Waste Ventures, incubating waste picker cooperatives in India
Waste Ventures will employ and equip waste pickers in four municipal governments to proceed with solid waste management. The project will reach profitability around year 4 and provide its employees with significantly increased income.
In this project, Waste Capital Partners will incubate four small-scale waste management companies through their Indian affiliate, Waste Ventures India. These companies will be owned and operated by waste pickers, who will be provided with an operational blueprint, enabling them to multiply their profit margins by five. They will do this by charging a fee for door-to-door waste collection, chipping and selling recyclables, producing compost to upgrade poor soil, and eventually creating biomass briquettes from garden waste, all while earning carbon credits.
The new companies will provide services to four progressive municipal governments interested in integrated solid waste management conducted by waste pickers. One of these four cities has already been identified: the municipality of Mhow in the Indore District of Madhya Pradesh. For every city, about 100 waste pickers will be employed and provided with protective gear to prevent respiratory inflammation and injury due to the conditions of working with waste in developing cities. The income of these waste pickers is expected to triple, enabling them to send their children to school instead of helping their parents collect waste to supplement the family income.
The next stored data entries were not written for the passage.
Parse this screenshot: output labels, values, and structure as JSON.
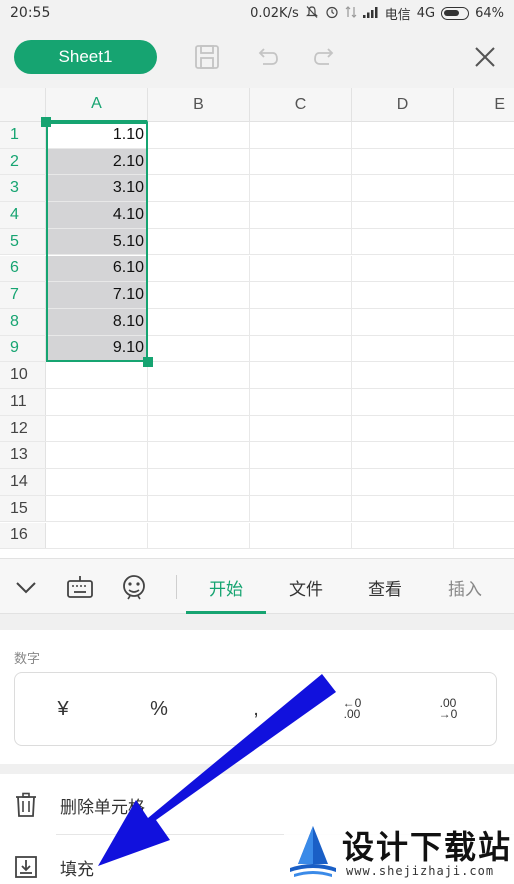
{
  "status_bar": {
    "time": "20:55",
    "speed": "0.02K/s",
    "carrier": "电信",
    "network": "4G",
    "battery": "64%"
  },
  "toolbar": {
    "sheet_name": "Sheet1",
    "icons": [
      "save-icon",
      "undo-icon",
      "redo-icon",
      "close-icon"
    ]
  },
  "grid": {
    "columns": [
      "A",
      "B",
      "C",
      "D",
      "E"
    ],
    "rows": [
      "1",
      "2",
      "3",
      "4",
      "5",
      "6",
      "7",
      "8",
      "9",
      "10",
      "11",
      "12",
      "13",
      "14",
      "15",
      "16"
    ],
    "column_a_values": [
      "1.10",
      "2.10",
      "3.10",
      "4.10",
      "5.10",
      "6.10",
      "7.10",
      "8.10",
      "9.10"
    ],
    "active_column": "A",
    "selection": "A1:A9"
  },
  "tabs": {
    "icons": [
      "chevron-down-icon",
      "keyboard-icon",
      "voice-icon"
    ],
    "items": [
      "开始",
      "文件",
      "查看",
      "插入"
    ],
    "active": "开始"
  },
  "panel": {
    "number_section_label": "数字",
    "format_buttons": {
      "currency": "¥",
      "percent": "%",
      "thousands": ",",
      "increase_decimal_top": "←0",
      "increase_decimal_bottom": ".00",
      "decrease_decimal_top": ".00",
      "decrease_decimal_bottom": "→0"
    },
    "menu_items": [
      {
        "label": "删除单元格",
        "icon": "trash-icon"
      },
      {
        "label": "填充",
        "icon": "fill-down-icon"
      }
    ]
  },
  "watermark": {
    "title": "设计下载站",
    "url": "www.shejizhaji.com"
  },
  "colors": {
    "accent": "#16a471",
    "selection_fill": "#d4d4d6",
    "arrow": "#1111dd"
  }
}
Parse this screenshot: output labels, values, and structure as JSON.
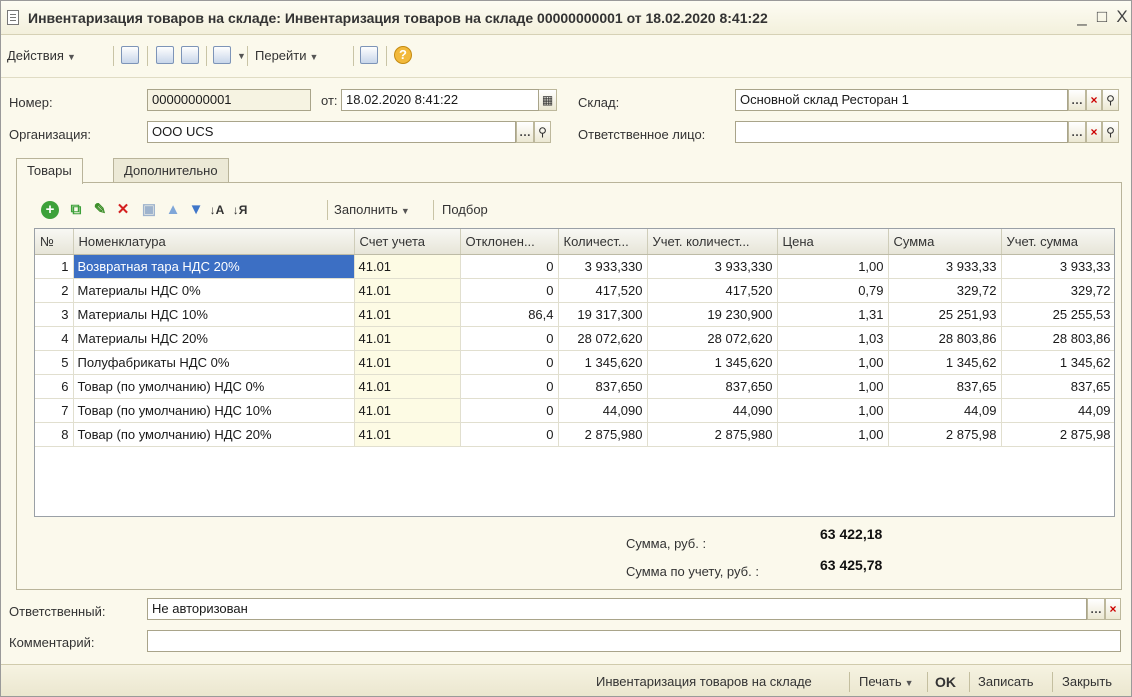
{
  "window": {
    "title": "Инвентаризация товаров на складе: Инвентаризация товаров на складе 00000000001 от 18.02.2020 8:41:22",
    "minimize": "_",
    "maximize": "□",
    "close": "X"
  },
  "toolbar": {
    "actions_label": "Действия",
    "goto_label": "Перейти",
    "help_glyph": "?"
  },
  "header": {
    "number_label": "Номер:",
    "number_value": "00000000001",
    "date_label": "от:",
    "date_value": "18.02.2020  8:41:22",
    "org_label": "Организация:",
    "org_value": "ООО UCS",
    "warehouse_label": "Склад:",
    "warehouse_value": "Основной склад Ресторан 1",
    "responsible_person_label": "Ответственное лицо:",
    "responsible_person_value": ""
  },
  "tabs": [
    {
      "label": "Товары"
    },
    {
      "label": "Дополнительно"
    }
  ],
  "table_toolbar": {
    "fill_label": "Заполнить",
    "pick_label": "Подбор"
  },
  "table": {
    "columns": [
      "№",
      "Номенклатура",
      "Счет учета",
      "Отклонен...",
      "Количест...",
      "Учет. количест...",
      "Цена",
      "Сумма",
      "Учет. сумма"
    ],
    "rows": [
      [
        "1",
        "Возвратная тара НДС 20%",
        "41.01",
        "0",
        "3 933,330",
        "3 933,330",
        "1,00",
        "3 933,33",
        "3 933,33"
      ],
      [
        "2",
        "Материалы НДС 0%",
        "41.01",
        "0",
        "417,520",
        "417,520",
        "0,79",
        "329,72",
        "329,72"
      ],
      [
        "3",
        "Материалы НДС 10%",
        "41.01",
        "86,4",
        "19 317,300",
        "19 230,900",
        "1,31",
        "25 251,93",
        "25 255,53"
      ],
      [
        "4",
        "Материалы НДС 20%",
        "41.01",
        "0",
        "28 072,620",
        "28 072,620",
        "1,03",
        "28 803,86",
        "28 803,86"
      ],
      [
        "5",
        "Полуфабрикаты НДС 0%",
        "41.01",
        "0",
        "1 345,620",
        "1 345,620",
        "1,00",
        "1 345,62",
        "1 345,62"
      ],
      [
        "6",
        "Товар (по умолчанию) НДС 0%",
        "41.01",
        "0",
        "837,650",
        "837,650",
        "1,00",
        "837,65",
        "837,65"
      ],
      [
        "7",
        "Товар (по умолчанию) НДС 10%",
        "41.01",
        "0",
        "44,090",
        "44,090",
        "1,00",
        "44,09",
        "44,09"
      ],
      [
        "8",
        "Товар (по умолчанию) НДС 20%",
        "41.01",
        "0",
        "2 875,980",
        "2 875,980",
        "1,00",
        "2 875,98",
        "2 875,98"
      ]
    ]
  },
  "totals": {
    "sum_label": "Сумма, руб. :",
    "sum_value": "63 422,18",
    "acc_sum_label": "Сумма по учету, руб. :",
    "acc_sum_value": "63 425,78"
  },
  "footer": {
    "responsible_label": "Ответственный:",
    "responsible_value": "Не авторизован",
    "comment_label": "Комментарий:",
    "comment_value": ""
  },
  "statusbar": {
    "doc_label": "Инвентаризация товаров на складе",
    "print_label": "Печать",
    "ok_label": "OK",
    "save_label": "Записать",
    "close_label": "Закрыть"
  },
  "colors": {
    "window_bg": "#fbf9ec",
    "selection": "#3c6fc4",
    "clear_x": "#cc0000"
  }
}
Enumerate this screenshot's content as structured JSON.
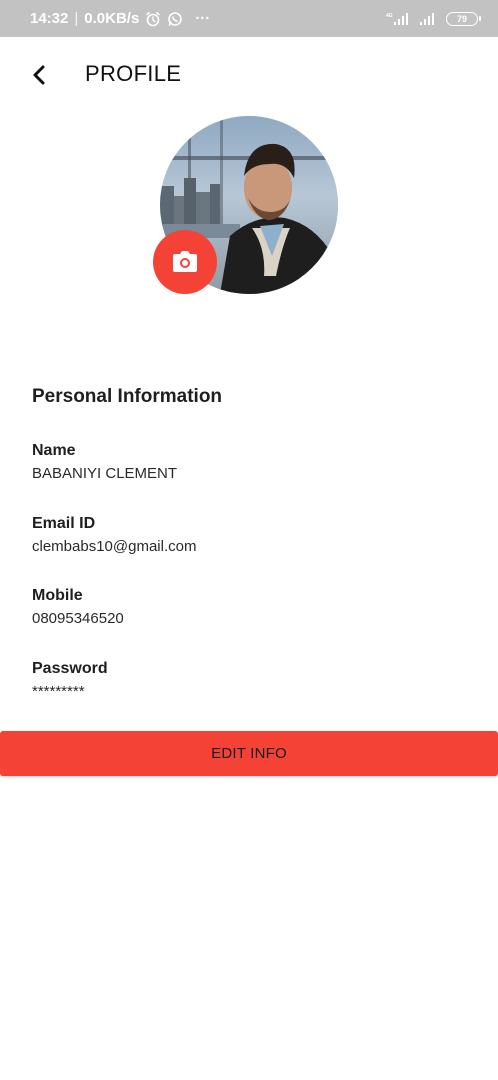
{
  "status_bar": {
    "time": "14:32",
    "speed": "0.0KB/s",
    "more": "···",
    "network": "4G",
    "battery": "79",
    "icons": [
      "alarm-icon",
      "whatsapp-icon",
      "signal-icon",
      "battery-icon"
    ]
  },
  "header": {
    "title": "PROFILE",
    "back_icon": "back-arrow-icon"
  },
  "profile": {
    "avatar_alt": "profile-photo",
    "camera_icon": "camera-icon"
  },
  "section": {
    "title": "Personal Information"
  },
  "fields": {
    "name_label": "Name",
    "name_value": "BABANIYI CLEMENT",
    "email_label": "Email ID",
    "email_value": "clembabs10@gmail.com",
    "mobile_label": "Mobile",
    "mobile_value": "08095346520",
    "password_label": "Password",
    "password_value": "*********"
  },
  "actions": {
    "edit_label": "EDIT INFO"
  },
  "colors": {
    "accent": "#f44336",
    "status_bar": "#c2c2c2",
    "text": "#1f1f1f"
  }
}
Waste Capital Partners will receive a 4-6% revenue share after the companies’ first year of operation and will reach profitability in year 4 based on its current schedule of activities. In addition, Waste Capital Partners is in the process of attaining a Programme of Activity Clean Development Mechanism (CDM) registration that will allow it to register, validate and sell carbon offsets from the waste management companies for a percentage share of revenue. In Net Present Value Terms, (assuming a discount rate equivalent of 7%), Waste Capital Partners breaks even in Year 5.